Machine Learning – How to Initialize the Final Layer to Get a Good Starting Loss

machine learningneural networksweight-initialization

In this post Karpathy says

verify loss @ init. Verify that your loss starts at the correct loss value. E.g. if you initialize your final layer correctly you should measure -log(1/n_classes) on a softmax at initialization. The same default values can be derived for L2 regression, Huber losses, etc.

I understand that having $L = -\log\frac{1}{\text{n classes}} = \log (\text{n classes})$ is the loss you have when you output the same probability for every class when the problem is balanced (ie: the same number of examples for each class).

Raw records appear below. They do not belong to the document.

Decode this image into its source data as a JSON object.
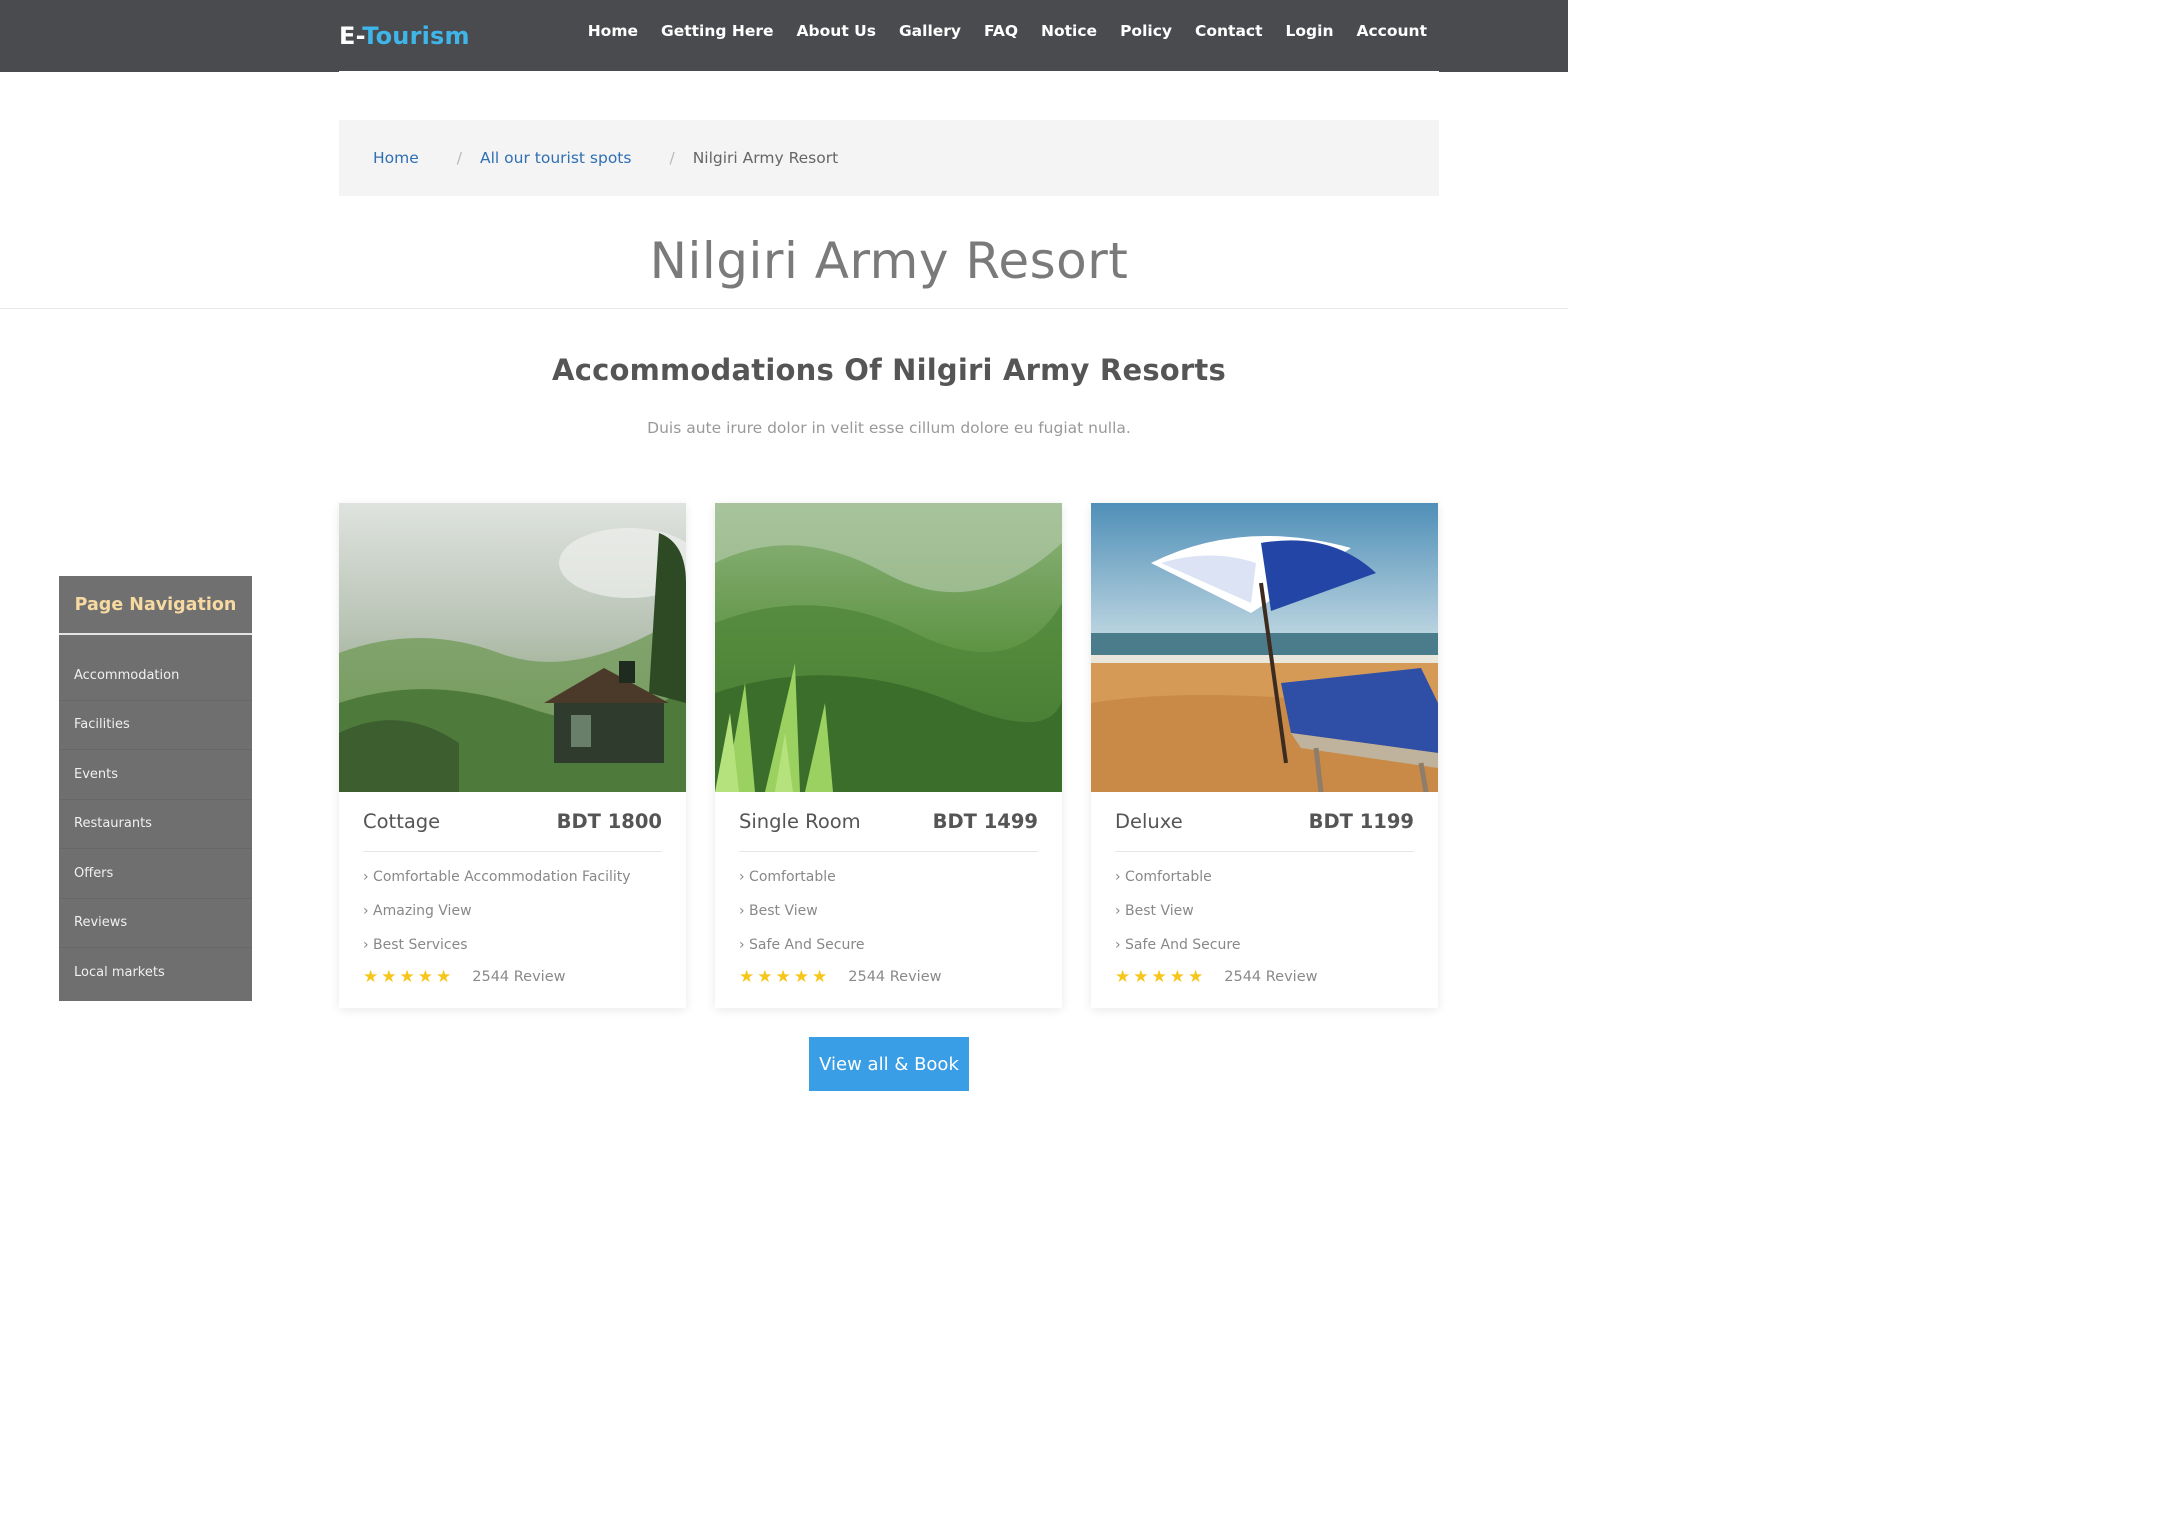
{
  "header": {
    "logo_prefix": "E-",
    "logo_main": "Tourism",
    "nav": [
      "Home",
      "Getting Here",
      "About Us",
      "Gallery",
      "FAQ",
      "Notice",
      "Policy",
      "Contact",
      "Login",
      "Account"
    ]
  },
  "breadcrumb": {
    "home": "Home",
    "spots": "All our tourist spots",
    "current": "Nilgiri Army Resort",
    "separator": "/"
  },
  "page": {
    "title": "Nilgiri Army Resort",
    "section_title": "Accommodations Of Nilgiri Army Resorts",
    "section_subtitle": "Duis aute irure dolor in velit esse cillum dolore eu fugiat nulla."
  },
  "sidenav": {
    "heading": "Page Navigation",
    "items": [
      "Accommodation",
      "Facilities",
      "Events",
      "Restaurants",
      "Offers",
      "Reviews",
      "Local markets"
    ]
  },
  "cards": [
    {
      "name": "Cottage",
      "price": "BDT 1800",
      "features": [
        "› Comfortable Accommodation Facility",
        "› Amazing View",
        "› Best Services"
      ],
      "rating_stars": 5,
      "reviews": "2544 Review"
    },
    {
      "name": "Single Room",
      "price": "BDT 1499",
      "features": [
        "› Comfortable",
        "› Best View",
        "› Safe And Secure"
      ],
      "rating_stars": 5,
      "reviews": "2544 Review"
    },
    {
      "name": "Deluxe",
      "price": "BDT 1199",
      "features": [
        "› Comfortable",
        "› Best View",
        "› Safe And Secure"
      ],
      "rating_stars": 5,
      "reviews": "2544 Review"
    }
  ],
  "cta": {
    "label": "View all & Book"
  },
  "colors": {
    "header_bg": "#4a4b4f",
    "brand_accent": "#3fb6ea",
    "link": "#2f6fb3",
    "star": "#f7c61a",
    "button": "#3a9ee6",
    "sidenav_bg": "#6f6f6f",
    "sidenav_heading": "#f7d9a2"
  }
}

However, I don't understand how can you initialize your network to output this distribution before training.

Do you know what is he referring to with "initialize your final layer correctly"? Which strategy can you follow to force your network to have an initial loss of -log(1/n_classes)?

Best Answer

It can be done using the bias of the final layer of the network. Here I'll show how to derive it for a balanced classification problem, but the same can be done for unbalanced problems or regression problems.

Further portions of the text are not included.